The new building will be three times as large as the existing WOW location in order to accommodate three classrooms and a learning lab.
The rest of the expansion project will move forward as planned, including the plaza, outdoor amphitheater and carousel.
The plaza would include a full-service dining facility and an expanded museum store, while the carousel will feature hand-carved and painted animals native to the Central Valley, including California quail, grizzly bears and hummingbirds.
"The carousel really fits Lodi and just that whole area," Snyde said. "We want this project to really be the center of Lodi."
Snyde said the museum's board of directors sent a new letter out to the community asking for donations to help fund the project.
Other revenue will be generated by selling bricks from the demolished Sacramento Street buildings. Each brick will be etched with a donor's name, and then made into a wall inside the project.
Initially anticipated to cost about $35 million before the COVID-19 pandemic, Snyde said the project's price tag has been reduced dramatically, but did not disclose an exact figure.
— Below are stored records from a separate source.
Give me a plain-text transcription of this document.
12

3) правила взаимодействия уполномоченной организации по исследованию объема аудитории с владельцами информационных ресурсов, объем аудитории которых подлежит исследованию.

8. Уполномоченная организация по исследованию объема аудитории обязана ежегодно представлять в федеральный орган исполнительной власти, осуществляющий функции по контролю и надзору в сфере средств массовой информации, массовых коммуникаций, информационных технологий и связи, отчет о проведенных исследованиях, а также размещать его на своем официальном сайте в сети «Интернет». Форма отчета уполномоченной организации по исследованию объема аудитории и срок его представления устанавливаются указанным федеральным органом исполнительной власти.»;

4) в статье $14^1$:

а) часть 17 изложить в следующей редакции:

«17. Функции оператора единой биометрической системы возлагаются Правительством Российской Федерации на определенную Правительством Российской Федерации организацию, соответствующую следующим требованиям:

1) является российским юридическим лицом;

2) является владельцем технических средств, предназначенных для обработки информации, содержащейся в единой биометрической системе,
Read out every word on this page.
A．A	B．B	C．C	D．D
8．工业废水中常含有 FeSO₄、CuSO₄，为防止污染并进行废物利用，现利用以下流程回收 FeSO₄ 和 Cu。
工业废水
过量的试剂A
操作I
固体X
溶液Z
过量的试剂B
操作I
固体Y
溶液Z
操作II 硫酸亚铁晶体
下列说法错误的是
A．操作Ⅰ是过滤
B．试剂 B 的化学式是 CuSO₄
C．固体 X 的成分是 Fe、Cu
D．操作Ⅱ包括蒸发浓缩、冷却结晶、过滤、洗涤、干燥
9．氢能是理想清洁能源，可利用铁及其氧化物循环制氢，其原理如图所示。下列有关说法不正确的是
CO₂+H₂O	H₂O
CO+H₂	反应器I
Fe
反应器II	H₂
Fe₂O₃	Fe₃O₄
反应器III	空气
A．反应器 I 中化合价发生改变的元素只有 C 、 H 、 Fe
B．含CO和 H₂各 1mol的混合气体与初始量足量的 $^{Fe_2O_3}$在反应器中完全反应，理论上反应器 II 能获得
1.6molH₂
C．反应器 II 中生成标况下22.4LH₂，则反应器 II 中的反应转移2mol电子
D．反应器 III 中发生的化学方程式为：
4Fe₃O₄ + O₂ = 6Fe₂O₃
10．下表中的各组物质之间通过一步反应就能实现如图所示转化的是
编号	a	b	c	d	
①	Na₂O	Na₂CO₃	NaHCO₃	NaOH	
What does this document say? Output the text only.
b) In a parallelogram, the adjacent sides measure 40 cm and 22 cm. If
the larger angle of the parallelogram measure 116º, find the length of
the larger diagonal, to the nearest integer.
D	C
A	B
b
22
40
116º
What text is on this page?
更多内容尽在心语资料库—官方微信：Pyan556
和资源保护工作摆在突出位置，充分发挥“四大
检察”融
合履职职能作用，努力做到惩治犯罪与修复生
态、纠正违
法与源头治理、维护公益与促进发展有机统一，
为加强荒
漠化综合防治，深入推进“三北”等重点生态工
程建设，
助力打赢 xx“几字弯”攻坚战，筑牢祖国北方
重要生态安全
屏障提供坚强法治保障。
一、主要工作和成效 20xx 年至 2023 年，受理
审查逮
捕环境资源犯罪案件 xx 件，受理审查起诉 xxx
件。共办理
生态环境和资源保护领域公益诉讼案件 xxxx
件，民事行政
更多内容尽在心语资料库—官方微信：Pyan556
"When (the price) was high, (the project) wasn't that positive we wanted for Lodi," she said. "We want to make it look like a little community within Lodi, and think these new plans will do just that."
Also delaying the project was the COVID-19 pandemic, which shut the museum down, causing a stoppage in revenue sources.
"We had our best year in 2019," Snyde said. "Then we had 2020, and now in 2023, we're pretty much back to where we were. We're partnering with (Lodi Unified) school district and Delta (College) for classes, and we're booked up with field study trips from all over the place. Now we've got to get going and get (the project) done."